The latest Vexira virus definitions should detect viruses that search for this vulnerability.
We upgraded the main campus PacketShaper to a 10 Mbps link size capability and upgraded the dorm network shaper to version 6.0.1 of the PacketWise software.
The 10 Mbps upgrade will allow us to use our planned bonded T1 lines (two total, for a 3 Mbps link size). Previously we were limited to 2 Mbps - sufficient for a single T1.
The new PacketWise software includes more sophisticated traffic shaping and a number of management enhancements. We will be installing it on the main campus shaper early next week at a low usage time (it will take only a couple of minutes to upgrade the software).
The main campus PacketShaper is now running the latest PacketWise software as well. In addition, I adjusted the rules to completely block all Windows file sharing protocols in response to the W32/Blaster worm and MS RPC calls.
I replaced the hubs forming the private server network with a Summit 24e switch.
The Summit is reclaimed from one of the dorms after replacing the dorm hub and switch hardware with Dell switches. The private net is now fully 100Mbps switched using good hardware.
Oh, right. The UPS has a new emergency bypass switch.
Not much to say here. Lee Higgs from Melling installed it, and Mike Kammer from Liebert verified it. The UPS twitched slightly a couple of times when large loads were put on it (RAID arrays or the Black Diamond), but is doing fine now.
Be sure to turn the back switch from UPS to BYPASS before turning the bypass switch on the wall. Otherwise, everything's quite nice.

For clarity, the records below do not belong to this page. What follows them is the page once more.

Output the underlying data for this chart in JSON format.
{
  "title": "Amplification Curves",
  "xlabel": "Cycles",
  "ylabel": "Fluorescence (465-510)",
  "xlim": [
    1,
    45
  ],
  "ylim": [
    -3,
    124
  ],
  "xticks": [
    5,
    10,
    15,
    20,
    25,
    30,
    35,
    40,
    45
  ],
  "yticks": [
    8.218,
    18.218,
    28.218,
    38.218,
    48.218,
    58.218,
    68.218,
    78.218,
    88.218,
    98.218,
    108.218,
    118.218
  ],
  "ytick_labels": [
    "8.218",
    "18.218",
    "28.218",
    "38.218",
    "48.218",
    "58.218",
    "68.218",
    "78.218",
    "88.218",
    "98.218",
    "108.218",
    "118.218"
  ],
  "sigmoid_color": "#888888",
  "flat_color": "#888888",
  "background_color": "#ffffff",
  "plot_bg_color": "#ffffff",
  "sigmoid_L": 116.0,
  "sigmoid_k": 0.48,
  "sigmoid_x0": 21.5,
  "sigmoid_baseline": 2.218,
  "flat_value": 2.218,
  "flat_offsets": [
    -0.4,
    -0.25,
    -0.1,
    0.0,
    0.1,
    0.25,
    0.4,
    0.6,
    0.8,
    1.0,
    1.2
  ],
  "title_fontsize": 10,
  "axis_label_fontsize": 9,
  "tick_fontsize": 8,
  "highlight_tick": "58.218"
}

The firmware on the Cyclades TS2000 terminal server was upgraded from 1.3.4 to 1.3.6 today.
Some problems arose with the RADIUS authentication: the files /etc/raddb/server, /etc/pam.conf, and /etc/motd were not in the config_files list and were not saved. Changing these back to appropriate versions worked.
Point to remember: it is a good idea to tar up the /etc directory and save it on another system before upgrading the firmware. This gives a good backup of all the configuration files in case the upgrade procedure touches more than the release notes say it will.
Rather than using the FTP download for the upgrade images, I downloaded them to my workstation (via FTP) and then copied them to the TS2000 using scp from the console.
The Sola 5000 UPS blew some circuitry this morning, prompting a repair call and moving the upgrade up.
This looks similar to the problem it had shortly after installation when some circuitry blew out. The repair technician has ordered replacement parts for express delivery to Dayton tomorrow morning. While he's here doing the repair, he'll also install the 12 KVA upgrade module. We'll still need to schedule downtime to install the maintenance bypass switch as planned.
I've set up a private network for the servers using secondary ethernet cards and a 10.18.0.0/24 subnet.
I'm currently using a 5 port 10/100 hub in the APC rack. All the servers have at least one spare 100 Mbps port. I'm using static /etc/hosts files. In the hosts file, all the servers that also have public IPs are spelled backwards (e.g.: PAX is XAP/10.18.0.2). The primary reason for this is to put the new CD server on the private net. It will also allow us to push other data (possibly backups or other private info) across this net without having to rely on the core switches and possible compromise there.
Upgraded Samba on all systems except MIR on Friday morning.
PACO and ROJ are using Sunfreeware.com packages (requires the popt package). All others are using FreeBSD packages built on my workstation.
On installation on SHANTI, it somehow overwrote all individual entries in the smbpasswd file such that passwords were null and accounts were disabled. Restored from previous night's backup.